Jan Eßinger

Kurzvita

Seit der Spielzeit 2017|18 ist Jan Eßinger als freischaffender Regisseur tätig.
Jüngste Arbeiten umfassen »Eugen Onegin« bei den Bregenzer Festspielen sowie die viel beachtete Barock-Entdeckung »Die getreue Alceste« (G.C. Schürmann) beim Festival Winter in Schwetzingen. Für seine Regiearbeit der Klebe-Oper „Der jüngste Tag“ wurde er bei der aktuellen Kritikerumfrage des Magazins „Die Deutsche Bühne“ genannt.

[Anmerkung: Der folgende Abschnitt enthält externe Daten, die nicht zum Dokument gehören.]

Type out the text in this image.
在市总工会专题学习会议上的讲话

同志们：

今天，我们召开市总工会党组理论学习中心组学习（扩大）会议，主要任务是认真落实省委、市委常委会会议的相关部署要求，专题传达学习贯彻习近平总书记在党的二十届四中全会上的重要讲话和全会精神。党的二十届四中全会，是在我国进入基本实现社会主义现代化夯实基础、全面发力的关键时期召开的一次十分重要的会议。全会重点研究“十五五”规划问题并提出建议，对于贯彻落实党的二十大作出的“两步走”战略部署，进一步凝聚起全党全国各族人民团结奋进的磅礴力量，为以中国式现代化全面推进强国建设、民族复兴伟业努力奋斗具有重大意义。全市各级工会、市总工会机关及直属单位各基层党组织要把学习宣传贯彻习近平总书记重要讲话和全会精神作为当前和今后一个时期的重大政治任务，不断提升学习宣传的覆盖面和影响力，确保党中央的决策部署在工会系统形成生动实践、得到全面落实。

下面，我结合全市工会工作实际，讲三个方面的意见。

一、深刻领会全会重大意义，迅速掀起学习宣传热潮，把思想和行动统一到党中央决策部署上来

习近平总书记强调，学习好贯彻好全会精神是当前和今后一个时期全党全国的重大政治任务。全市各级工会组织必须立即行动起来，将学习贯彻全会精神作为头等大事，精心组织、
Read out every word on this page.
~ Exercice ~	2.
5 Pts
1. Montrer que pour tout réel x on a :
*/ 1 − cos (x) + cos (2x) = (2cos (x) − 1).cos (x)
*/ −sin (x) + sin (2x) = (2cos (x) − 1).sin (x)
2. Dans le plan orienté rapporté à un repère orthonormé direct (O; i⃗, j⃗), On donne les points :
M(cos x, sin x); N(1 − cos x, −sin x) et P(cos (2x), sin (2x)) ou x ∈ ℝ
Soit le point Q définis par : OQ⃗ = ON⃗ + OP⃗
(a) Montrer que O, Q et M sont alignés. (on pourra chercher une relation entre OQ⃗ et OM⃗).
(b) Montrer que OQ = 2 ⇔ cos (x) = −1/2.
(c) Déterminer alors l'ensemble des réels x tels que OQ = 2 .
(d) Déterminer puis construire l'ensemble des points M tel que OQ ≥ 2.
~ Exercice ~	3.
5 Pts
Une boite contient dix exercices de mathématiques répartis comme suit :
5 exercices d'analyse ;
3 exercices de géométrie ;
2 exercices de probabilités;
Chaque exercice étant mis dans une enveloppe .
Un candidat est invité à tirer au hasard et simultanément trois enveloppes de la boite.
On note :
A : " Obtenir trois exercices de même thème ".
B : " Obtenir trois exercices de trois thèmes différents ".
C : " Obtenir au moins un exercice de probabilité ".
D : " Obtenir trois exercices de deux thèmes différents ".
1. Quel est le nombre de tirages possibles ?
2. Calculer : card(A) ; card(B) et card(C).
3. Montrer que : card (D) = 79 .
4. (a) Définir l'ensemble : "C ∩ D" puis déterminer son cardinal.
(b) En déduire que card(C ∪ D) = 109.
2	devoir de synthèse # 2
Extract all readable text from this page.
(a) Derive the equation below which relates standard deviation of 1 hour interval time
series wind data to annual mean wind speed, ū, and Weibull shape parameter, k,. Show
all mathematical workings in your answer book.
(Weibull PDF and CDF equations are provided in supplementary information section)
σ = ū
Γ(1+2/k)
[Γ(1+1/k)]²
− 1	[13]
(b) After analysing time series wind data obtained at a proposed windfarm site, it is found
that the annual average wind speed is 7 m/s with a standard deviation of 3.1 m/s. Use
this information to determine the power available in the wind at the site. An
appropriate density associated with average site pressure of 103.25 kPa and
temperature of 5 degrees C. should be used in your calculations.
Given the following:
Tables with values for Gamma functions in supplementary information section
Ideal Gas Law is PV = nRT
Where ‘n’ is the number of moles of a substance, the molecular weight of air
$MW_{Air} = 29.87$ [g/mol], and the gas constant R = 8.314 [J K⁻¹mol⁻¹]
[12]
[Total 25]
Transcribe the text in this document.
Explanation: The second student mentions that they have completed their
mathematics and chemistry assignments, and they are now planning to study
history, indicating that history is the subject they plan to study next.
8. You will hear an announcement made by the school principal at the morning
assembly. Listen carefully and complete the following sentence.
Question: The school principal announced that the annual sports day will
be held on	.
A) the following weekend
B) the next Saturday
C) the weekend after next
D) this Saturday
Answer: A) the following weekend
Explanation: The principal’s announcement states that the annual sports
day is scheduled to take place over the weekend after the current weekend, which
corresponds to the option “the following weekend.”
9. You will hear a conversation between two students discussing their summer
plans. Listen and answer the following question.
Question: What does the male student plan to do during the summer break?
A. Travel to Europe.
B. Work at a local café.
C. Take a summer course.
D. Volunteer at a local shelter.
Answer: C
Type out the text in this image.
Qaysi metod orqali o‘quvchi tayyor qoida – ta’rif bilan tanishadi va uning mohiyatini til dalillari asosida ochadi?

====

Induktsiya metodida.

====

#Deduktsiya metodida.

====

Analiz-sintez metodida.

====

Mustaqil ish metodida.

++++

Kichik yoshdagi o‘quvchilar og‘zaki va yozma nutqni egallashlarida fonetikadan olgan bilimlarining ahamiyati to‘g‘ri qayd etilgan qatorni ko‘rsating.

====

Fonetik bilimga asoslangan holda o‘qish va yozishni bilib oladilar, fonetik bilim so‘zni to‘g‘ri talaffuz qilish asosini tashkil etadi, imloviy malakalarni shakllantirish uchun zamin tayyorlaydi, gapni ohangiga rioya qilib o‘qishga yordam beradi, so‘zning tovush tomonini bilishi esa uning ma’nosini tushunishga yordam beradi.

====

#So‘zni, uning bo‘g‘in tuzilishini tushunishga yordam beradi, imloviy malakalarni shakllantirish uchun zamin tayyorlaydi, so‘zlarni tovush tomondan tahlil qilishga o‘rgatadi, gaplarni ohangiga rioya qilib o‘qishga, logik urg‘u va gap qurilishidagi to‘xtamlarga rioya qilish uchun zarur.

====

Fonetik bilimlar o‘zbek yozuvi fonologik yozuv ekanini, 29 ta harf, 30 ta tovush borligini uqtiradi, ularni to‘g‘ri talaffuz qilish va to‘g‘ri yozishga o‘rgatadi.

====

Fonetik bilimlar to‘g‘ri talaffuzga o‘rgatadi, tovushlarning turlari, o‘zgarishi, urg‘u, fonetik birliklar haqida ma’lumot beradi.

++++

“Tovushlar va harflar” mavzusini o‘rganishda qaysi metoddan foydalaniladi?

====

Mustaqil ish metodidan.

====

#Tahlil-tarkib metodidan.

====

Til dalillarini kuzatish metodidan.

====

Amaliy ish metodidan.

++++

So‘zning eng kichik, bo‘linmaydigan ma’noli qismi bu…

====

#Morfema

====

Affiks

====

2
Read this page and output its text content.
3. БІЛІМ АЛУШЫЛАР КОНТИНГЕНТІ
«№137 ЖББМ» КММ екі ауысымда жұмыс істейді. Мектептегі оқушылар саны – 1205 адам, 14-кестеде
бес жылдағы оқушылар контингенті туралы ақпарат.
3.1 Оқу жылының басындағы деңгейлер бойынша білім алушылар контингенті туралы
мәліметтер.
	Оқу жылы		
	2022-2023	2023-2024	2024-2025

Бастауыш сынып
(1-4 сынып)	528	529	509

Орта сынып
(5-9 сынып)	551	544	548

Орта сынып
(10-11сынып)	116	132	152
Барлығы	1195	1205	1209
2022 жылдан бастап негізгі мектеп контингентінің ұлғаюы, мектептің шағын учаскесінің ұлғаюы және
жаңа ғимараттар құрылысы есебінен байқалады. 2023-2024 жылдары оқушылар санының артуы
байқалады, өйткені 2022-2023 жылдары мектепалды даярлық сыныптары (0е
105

Zuvor konnte er bereits mit seinen Inszenierungen »Faust« von Charles Gounod (Eröffnung der neuen Intendanz am Landestheater Detmold), sowie Neuproduktionen von »Hänsel und Gretel« am Theater Bielefeld und »Albert Herring« (B. Britten) am Theater Koblenz auf sich aufmerksam machen.

Am Opernhaus Zürich übernahm Jan Eßinger im Herbst 2014 für den erkrankten Willy Decker die Regie für Brittens »The Turn of the Screw«. Es folgten mehrere Arbeiten mit dem dortigen Internationalen Opernstudio, beispielsweise der Ravel-Doppelabend »L‘Heure espagnole« & »L’Enfant et les sortilèges« in 2017.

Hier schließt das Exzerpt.